Identifying the fact that lifestyle is adversely affecting one’s health as one gets older and the consequences of excess start to surface is step one in arriving at a solution. Then, it’s time to be consequential: it is never too late to make the changes needed to avert issues. Even those who have had to suffer the ultimate consequences and have procedures to fix the problem can prevent the problem from recurring with a change in lifestyle.

Which is why, some time ago, I started with raw.

When you spend all day indoors, under fluorescent lights and surrounded with sickness and stale air, you need to give yourself as much advantage as you possibly can. Raw food (fruits and vegetables) has the highest concentration of nutrients of anything you can consume, and in the best proportions. Proportion is crucial, at least, for me it is: for a while we were juicing and later, smoothies and gaining all sorts of weight because of injudicious use of fruit and not a proportionately higher output of energy: no exercise. And so, gained weight.

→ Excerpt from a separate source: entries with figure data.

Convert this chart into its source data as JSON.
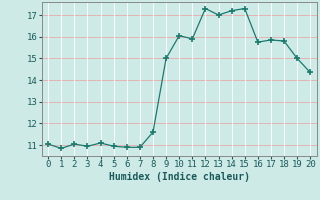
{
  "x": [
    0,
    1,
    2,
    3,
    4,
    5,
    6,
    7,
    8,
    9,
    10,
    11,
    12,
    13,
    14,
    15,
    16,
    17,
    18,
    19,
    20
  ],
  "y": [
    11.05,
    10.85,
    11.05,
    10.95,
    11.1,
    10.95,
    10.9,
    10.9,
    11.6,
    15.0,
    16.05,
    15.9,
    17.3,
    17.0,
    17.2,
    17.3,
    15.75,
    15.85,
    15.8,
    15.0,
    14.35
  ],
  "line_color": "#1a7a6e",
  "marker": "+",
  "marker_size": 4,
  "marker_lw": 1.2,
  "line_width": 0.9,
  "background_color": "#ceeae7",
  "grid_color": "#ffffff",
  "hline_color": "#e8aaaa",
  "xlabel": "Humidex (Indice chaleur)",
  "xlabel_fontsize": 7,
  "xlabel_fontweight": "bold",
  "tick_fontsize": 6.5,
  "xlim": [
    -0.5,
    20.5
  ],
  "ylim": [
    10.5,
    17.6
  ],
  "yticks": [
    11,
    12,
    13,
    14,
    15,
    16,
    17
  ],
  "xticks": [
    0,
    1,
    2,
    3,
    4,
    5,
    6,
    7,
    8,
    9,
    10,
    11,
    12,
    13,
    14,
    15,
    16,
    17,
    18,
    19,
    20
  ],
  "hline_values": [
    11,
    12,
    13,
    14,
    15,
    16,
    17
  ],
  "spine_color": "#888888"
}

Now, I am having raw vegetables for morning tea, and with lunch or dinner (depending on the shift) a salad. Almost all raw goes into the salad, with the exception of the corn.

You would think that consuming all this raw food, I’d be losing weight and feeling great. Well, there were obstacles to that, in my case: grog. Not during the week, generally: I had to stay sharp for work. But, on the weekend: well, that was another matter.

At a given point, I tend to go ‘dry’. Meaning: I give up fermented beverages of any sort for weeks on end. And that’s where I am now, third weekend dry. What has happened over those weeks — besides the very slow but steady weight loss — is an emerging awareness of not just what I am like to be with now, but what I was most likely like to be around then, when I’d had some alcohol.

Food for Thought.

Will I drink alcoholic beverages at some point in the future? Certainly. But the pattern I had established — the “wiping the blackboard of life” on Friday nights — that has had to change. What seemed like a fairly moderate amount consumed over the weekend was leading to significant, constant weight increase. If for no other reason, that’s enough to say: enough.